Caledonia, Minn. — On a winding road in southeastern Minnesota, there's a 60-acre farm unlike any other in the Midwest.

Au Bon Canard, or "good duck" in French, is where Christian Gasset raises ducks to produce a culinary delicacy: foie gras, or fattened duck liver. The Au Bon Canard duck livers — along with breasts, wings and other parts — end up on plates of the most celebrated restaurants in the Upper Midwest.

Inside a barn on Gasset's farm on a recent morning, four long wooden pens each held about 16 adult male ducks, with room for the ducks to walk around. Gasset and his wife, Liz Gibson-Gasset, moved slowly to keep the birds calm.
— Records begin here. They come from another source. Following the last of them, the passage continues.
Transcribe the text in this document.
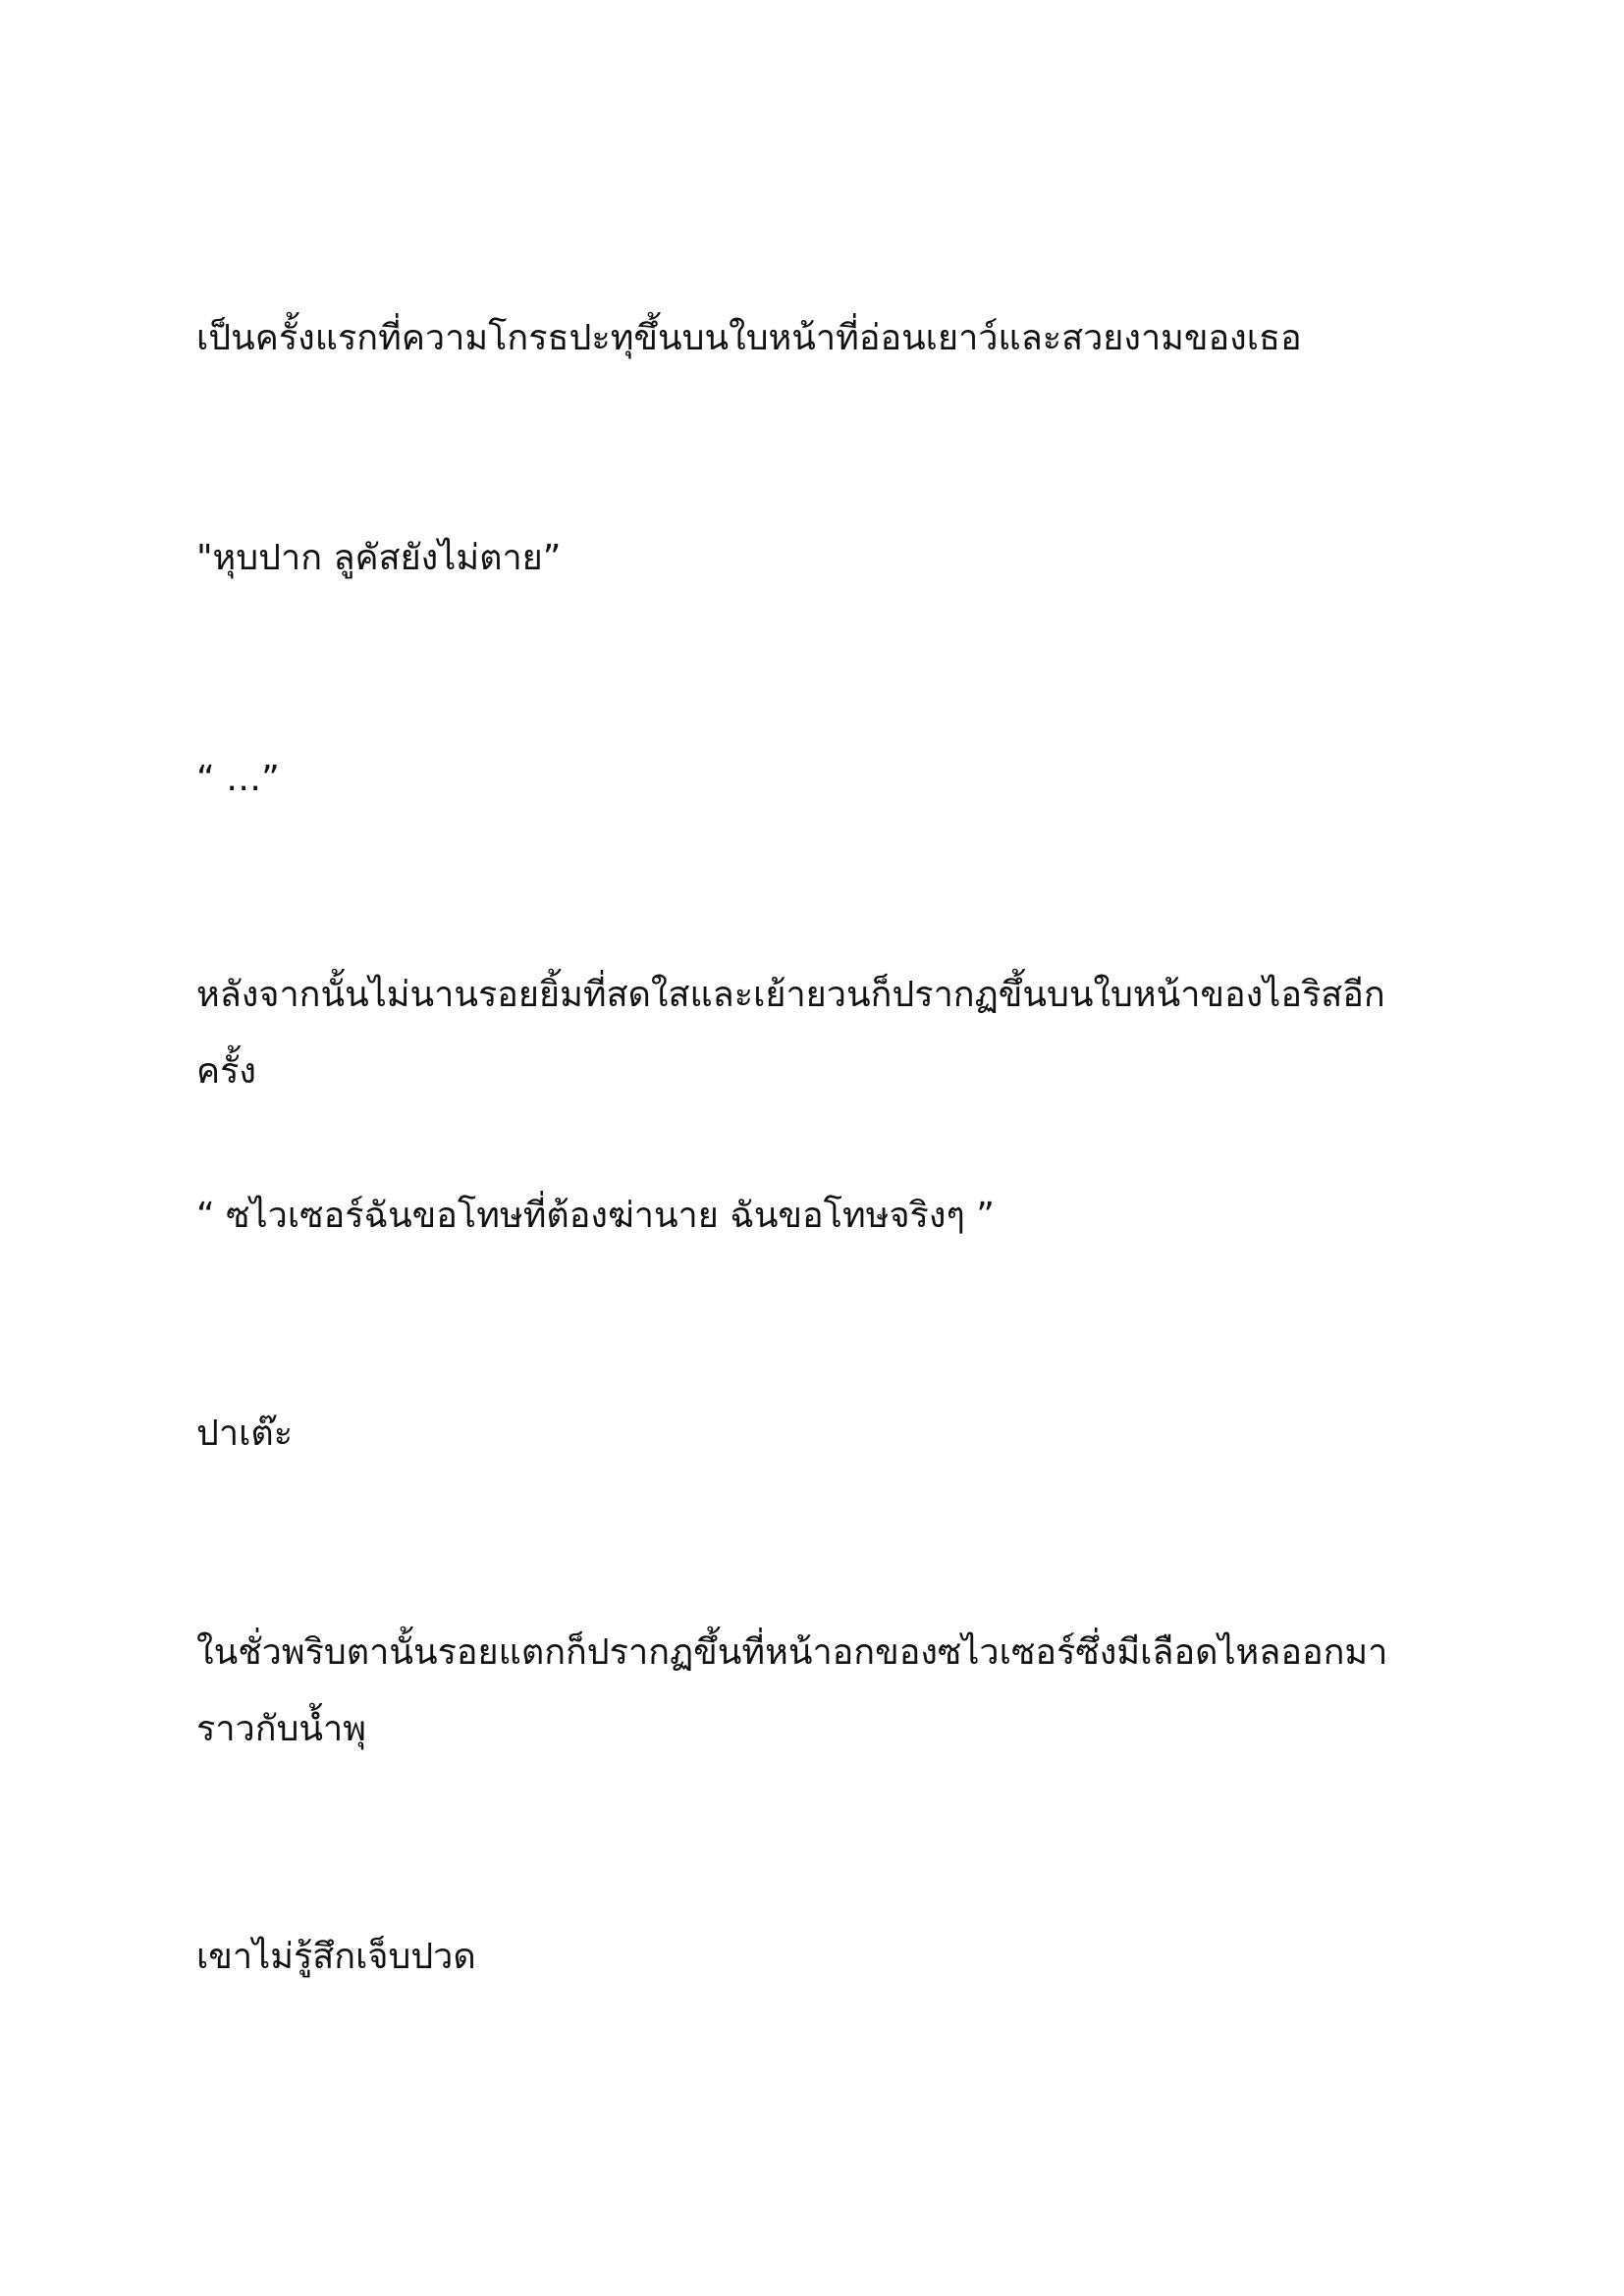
เป็นครั้งแรกที่ความโกรธปะทุขึ้นบนใบหน้าที่อ่อนเยาว์และสวยงามของเธอ

"หุบปาก ลูคัสยังไม่ตาย”

“ …”

หลังจากนั้นไม่นานรอยยิ้มที่สดใสและเย้ายวนก็ปรากฏขึ้นบนใบหน้าของไอริสอีกครั้ง

“ ซไวเซอร์ฉันขอโทษที่ต้องฆ่านาย ฉันขอโทษจริงๆ ”

ปาเต๊ะ

ในชั่วพริบตานั้นรอยแตกก็ปรากฏขึ้นที่หน้าอกของซไวเซอร์ซึ่งมีเลือดไหลออกมาราวกับน้ำพุ

เขาไม่รู้สึกเจ็บปวด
"With foie gras, the really big thing is you can't have a good product if you're not treating your ducks well," she said. "If they're unhappy, if they're stressed out, if anything's wrong with their living conditions, you don't get a good product."

But as much as the Gassets try to keep their birds content, how they and other foie gras producers feed ducks makes the product controversial. Animal rights activists say the process used to fatten the ducks' livers amounts to animal torture.

The Gassets, who started their business in 2004, raise and slaughter about 2,100 males ducks a year, a fraction of what their competitors in New York and California produce. The birds on their farm are Mullard ducks, a cross between Pekins and Muscovies. They arrived from California as day-old chicks.

After living the first few weeks in a temperature-controlled room, they spend another eight weeks or so outdoors, eating a mixture of corn, bugs and grass before going into the barn for controlled feedings.

Twice a day for the last two weeks of a duck's life, Gasset tilts the bird's head back, inserts an eight-inch funnel into its throat and pours three-quarters of a pound of freshly cooked kettle corn down the duck's esophagus.

The corn goes into a small organ called the crop, which Gasset massages for a few seconds as he pulls the funnel out. It takes him seven seconds to feed each bird.

Gasset said controlling the amount of corn the duck ingests during the last two weeks of its life plumps its liver up to 10 times its normal size — making it foie gras. As the liver's color changes from black to yellow, its texture becomes creamy, like butter.

Gasset said the process is meant to mimic the way a bird puts on weight before fall migration, even though the ducks never migrate. To him, many of those who criticize the process simply don't want anyone to eat meat and see foie gras as an easy target.

"It's such a small production and you kind of target the rich people, because it's a really extremely expensive product at the end," he said.